A: Some common mistakes to avoid when dividing complex numbers include:
- Not identifying the real and imaginary parts correctly.
- Not plugging in the values into the formula correctly.
- Not simplifying the expression correctly.
Q: How can I practice complex number division?
A: You can practice complex number division by using online resources, such as calculators and worksheets, or by working on problems from textbooks and online resources.
Conclusion
In conclusion, complex number division is a fundamental operation in complex analysis. By following the formula and plugging in the values, you can obtain the correct quotient of the two complex numbers. This Q&A guide provides a comprehensive overview of complex number division, including the formula, steps, and applications.
Frequently Asked Questions
- Q: What is the difference between complex number addition and division?

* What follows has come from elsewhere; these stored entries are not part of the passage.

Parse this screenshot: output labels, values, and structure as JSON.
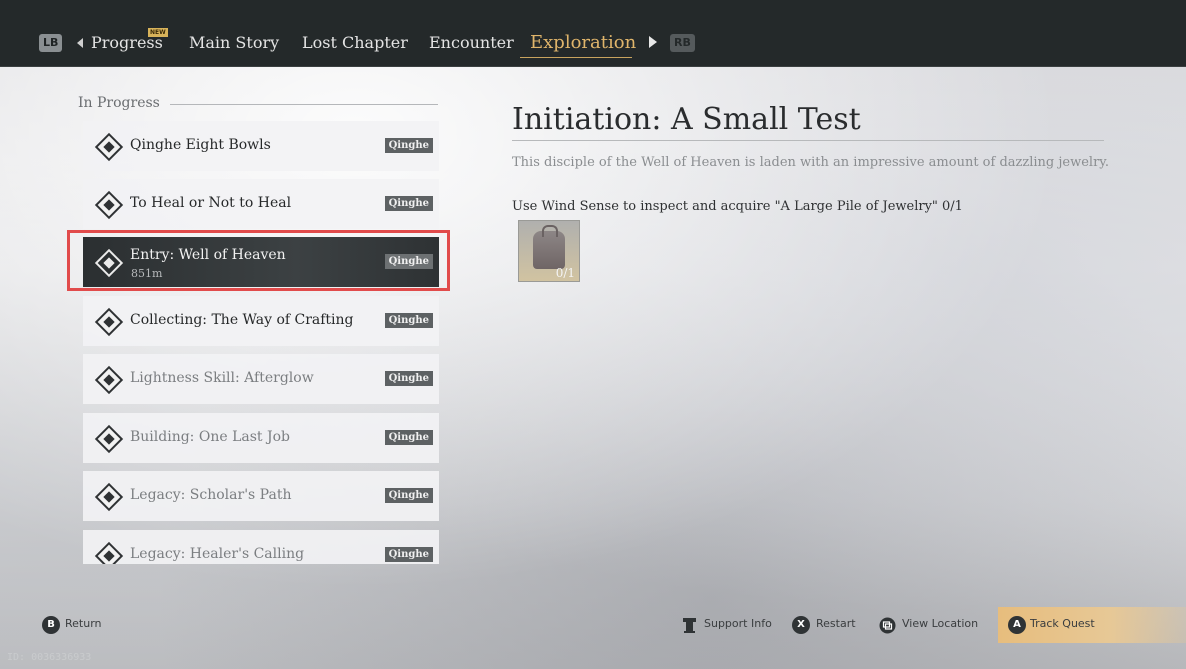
{
  "nav": {
    "left_button": "LB",
    "right_button": "RB",
    "new_badge": "NEW",
    "tabs": [
      "Progress",
      "Main Story",
      "Lost Chapter",
      "Encounter",
      "Exploration"
    ],
    "active_tab": "Exploration"
  },
  "list": {
    "section_title": "In Progress",
    "quests": [
      {
        "name": "Qinghe Eight Bowls",
        "region": "Qinghe"
      },
      {
        "name": "To Heal or Not to Heal",
        "region": "Qinghe"
      },
      {
        "name": "Entry: Well of Heaven",
        "region": "Qinghe",
        "distance": "851m"
      },
      {
        "name": "Collecting: The Way of Crafting",
        "region": "Qinghe"
      },
      {
        "name": "Lightness Skill: Afterglow",
        "region": "Qinghe"
      },
      {
        "name": "Building: One Last Job",
        "region": "Qinghe"
      },
      {
        "name": "Legacy: Scholar's Path",
        "region": "Qinghe"
      },
      {
        "name": "Legacy: Healer's Calling",
        "region": "Qinghe"
      }
    ]
  },
  "detail": {
    "title": "Initiation: A Small Test",
    "description": "This disciple of the Well of Heaven is laden with an impressive amount of dazzling jewelry.",
    "objective": "Use Wind Sense to inspect and acquire \"A Large Pile of Jewelry\" 0/1",
    "item_count": "0/1"
  },
  "footer": {
    "return_key": "B",
    "return_label": "Return",
    "support_label": "Support Info",
    "restart_key": "X",
    "restart_label": "Restart",
    "view_label": "View Location",
    "track_key": "A",
    "track_label": "Track Quest"
  },
  "id_text": "ID: 0036336933",
  "colors": {
    "accent": "#e0b56b",
    "highlight": "#e14b4b",
    "track": "#e7bd7d"
  }
}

A: Complex number addition involves adding the real and imaginary parts separately, while complex number division involves dividing the real and imaginary parts separately.
- Q: Can I divide complex numbers with complex numbers? A: Yes, you can divide complex numbers with complex numbers. In this case, you need to use the formula for dividing complex numbers.
- Q: What are some real-world applications of complex number division? A: Complex number division has numerous real-world applications, including engineering, physics, and computer science.
Additional Resources
- Online Calculators: There are many online calculators available that can help you practice complex number division.
- Textbooks: There are many textbooks available that provide a comprehensive overview of complex number division.
- Online Resources: There are many online resources available that provide practice problems and worksheets for complex number division.